Récemment, une jeune amie de passage quelques jours chez nous a été confrontée à cette violence à laquelle elle n’est pas habituée. Elle avait gardé les enfants quelques heures au cours desquelles Victor avait menacé sa sœur de 3 ans au couteau. A notre retour elle s’est effondrée en larmes.

Plusieurs attitudes sont possibles face à cette situation.

Ma tentation a été forte de réprimander, voire de punir immédiatement l’agresseur. Mais finalement, cela n’aurait été juste ni pour moi, ni pour mon fils. J’ai essayé de sortir par le haut de cet épisode émouvant.

Un exemple d’expression des émotions grâce au « Cercle de Parole »

Tout d’abord nous avons profité de l’occasion pour organiser le soir même un « cercle de parole »: un moment où nous nous réunissons et où chacun peut exprimer ses émotions, être entendu par les autres sans jugement de valeur, ni intervention des autres participants. Pour matérialiser la prise de parole : une grosse cuillère en bois fera l’affaire. Seul celui qui l’a en main a la parole. Les autres écoutent sans faire de commentaire. Ils accueillent la parole de l’autre tout simplement.

Cercle de parole

Tout le monde participe et exprime ses émotions sur le sujet en question. Notre amie a commencé la discussion. Après un bon temps qui lui a permis de calmer ses émotions, elle a pu exprimer ce qu’elle avait ressenti de façon très claire et comprise par tous. Chacun à sa manière a pu exprimer ce qu’il ressentait lors de ces moments de violence. Même ma fille de 3 ans a adoré prendre la parole à sa façon : « moi, j’ai peur de… ».

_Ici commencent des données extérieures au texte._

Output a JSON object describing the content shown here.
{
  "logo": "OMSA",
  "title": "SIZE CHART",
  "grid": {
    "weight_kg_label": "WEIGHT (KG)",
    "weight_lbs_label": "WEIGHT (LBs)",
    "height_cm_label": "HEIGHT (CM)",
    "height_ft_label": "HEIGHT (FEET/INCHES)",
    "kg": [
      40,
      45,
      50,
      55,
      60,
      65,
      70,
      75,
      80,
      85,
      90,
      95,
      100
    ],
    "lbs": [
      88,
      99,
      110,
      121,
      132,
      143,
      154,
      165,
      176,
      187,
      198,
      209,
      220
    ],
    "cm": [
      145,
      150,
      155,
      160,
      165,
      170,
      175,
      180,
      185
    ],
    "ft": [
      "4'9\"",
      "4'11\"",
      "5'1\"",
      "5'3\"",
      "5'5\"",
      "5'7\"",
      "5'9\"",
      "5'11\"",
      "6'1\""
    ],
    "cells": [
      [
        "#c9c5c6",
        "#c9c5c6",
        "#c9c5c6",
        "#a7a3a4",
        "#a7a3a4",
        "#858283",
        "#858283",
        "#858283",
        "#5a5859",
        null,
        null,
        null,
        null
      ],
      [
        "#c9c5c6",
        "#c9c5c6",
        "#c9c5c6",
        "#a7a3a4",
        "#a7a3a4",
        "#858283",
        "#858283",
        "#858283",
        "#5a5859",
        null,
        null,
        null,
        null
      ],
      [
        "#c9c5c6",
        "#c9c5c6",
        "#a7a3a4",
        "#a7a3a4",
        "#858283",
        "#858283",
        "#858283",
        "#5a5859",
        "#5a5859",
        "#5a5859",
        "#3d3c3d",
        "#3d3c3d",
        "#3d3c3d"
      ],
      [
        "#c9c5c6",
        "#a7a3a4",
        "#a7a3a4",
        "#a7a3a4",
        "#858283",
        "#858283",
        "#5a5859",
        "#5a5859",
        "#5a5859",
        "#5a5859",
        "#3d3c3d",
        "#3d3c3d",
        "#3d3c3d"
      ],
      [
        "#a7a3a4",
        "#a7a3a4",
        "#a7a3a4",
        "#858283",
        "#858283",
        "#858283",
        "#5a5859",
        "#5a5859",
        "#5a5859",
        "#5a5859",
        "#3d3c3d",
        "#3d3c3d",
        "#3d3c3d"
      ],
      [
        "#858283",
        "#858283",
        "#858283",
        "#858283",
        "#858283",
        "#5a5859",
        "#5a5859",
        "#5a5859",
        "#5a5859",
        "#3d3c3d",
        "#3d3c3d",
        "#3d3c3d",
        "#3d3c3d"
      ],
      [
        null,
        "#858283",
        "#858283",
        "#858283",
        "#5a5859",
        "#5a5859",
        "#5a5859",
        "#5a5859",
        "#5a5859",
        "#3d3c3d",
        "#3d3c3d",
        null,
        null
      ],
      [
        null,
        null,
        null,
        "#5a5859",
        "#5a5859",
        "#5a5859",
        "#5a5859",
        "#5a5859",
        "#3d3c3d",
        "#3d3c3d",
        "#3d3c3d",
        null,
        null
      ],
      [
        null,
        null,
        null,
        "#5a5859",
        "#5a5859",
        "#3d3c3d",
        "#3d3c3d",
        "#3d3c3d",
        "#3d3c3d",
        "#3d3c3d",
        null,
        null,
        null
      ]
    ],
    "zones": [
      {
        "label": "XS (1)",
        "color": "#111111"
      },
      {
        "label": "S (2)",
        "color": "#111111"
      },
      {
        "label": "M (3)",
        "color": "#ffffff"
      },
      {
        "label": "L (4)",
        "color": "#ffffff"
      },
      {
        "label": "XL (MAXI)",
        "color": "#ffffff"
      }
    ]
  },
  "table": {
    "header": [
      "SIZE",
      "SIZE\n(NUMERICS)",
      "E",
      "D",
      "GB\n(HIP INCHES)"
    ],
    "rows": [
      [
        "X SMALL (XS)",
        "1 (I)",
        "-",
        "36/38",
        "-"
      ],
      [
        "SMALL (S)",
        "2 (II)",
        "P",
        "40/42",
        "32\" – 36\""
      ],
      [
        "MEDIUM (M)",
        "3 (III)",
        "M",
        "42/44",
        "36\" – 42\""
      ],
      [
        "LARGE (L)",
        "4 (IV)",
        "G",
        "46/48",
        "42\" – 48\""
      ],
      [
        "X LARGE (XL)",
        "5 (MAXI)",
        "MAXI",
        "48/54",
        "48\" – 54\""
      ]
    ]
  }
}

L’objectif de ce tour de parole n’est pas de résoudre la situation à tout jamais, définitivement, comme nous pourrions le souhaiter. Le but est de laisser s’exprimer des émotions fortes dans un cadre normé et sécurisé, une fois la tension évacuée. Une façon de verbaliser ce qui parfois est vécu avec beaucoup de difficulté. Cet apprentissage de la mise en mots n’est pas si simple, même pour les adultes. Mais après quelques tours de parole, je suis étonné de voir avec quelle facilité les enfants se l’approprient et parfois même le réclament pour résoudre une difficulté.

Le lendemain, Victor a eu un nouvel accès de violence vis-à-vis de sa grande sœur : il lui a donné un coup de poing dans le plexus pour une raison semble-t-il bénigne.

J’étais en colère face à cette violence et je l’ai exprimé verbalement : « quand je te vois frapper ta sœur, cela me met en colère ! Dans notre famille la violence physique est interdite. »

Après quelques minutes de répits qui m’ont permis de retrouver mon calme, j’ai réussi à reprendre la discussion posément avec lui. J’ai pris soin de me mettre à sa hauteur pour lui dire que l’interdit de la violence n’avait pas été respecté et qu’une sanction allait devoir s’appliquer.

Un exemple de sanction non humiliante

Le soir, après réflexion, je lui ai proposé une sanction réparatrice dont l’objectif était d’aller dans le sens de mon besoin de non violence : je lui ai assigné pour une semaine la mission de détecter la violence, de qui qu’elle émane. Quand il la voit ou la sent, il a pour rôle de dire : « là, je ressens de la violence ». Il a été tout à fait d’accord avec cette sanction et très heureux de sa nouvelle responsabilité de « détective de la violence ».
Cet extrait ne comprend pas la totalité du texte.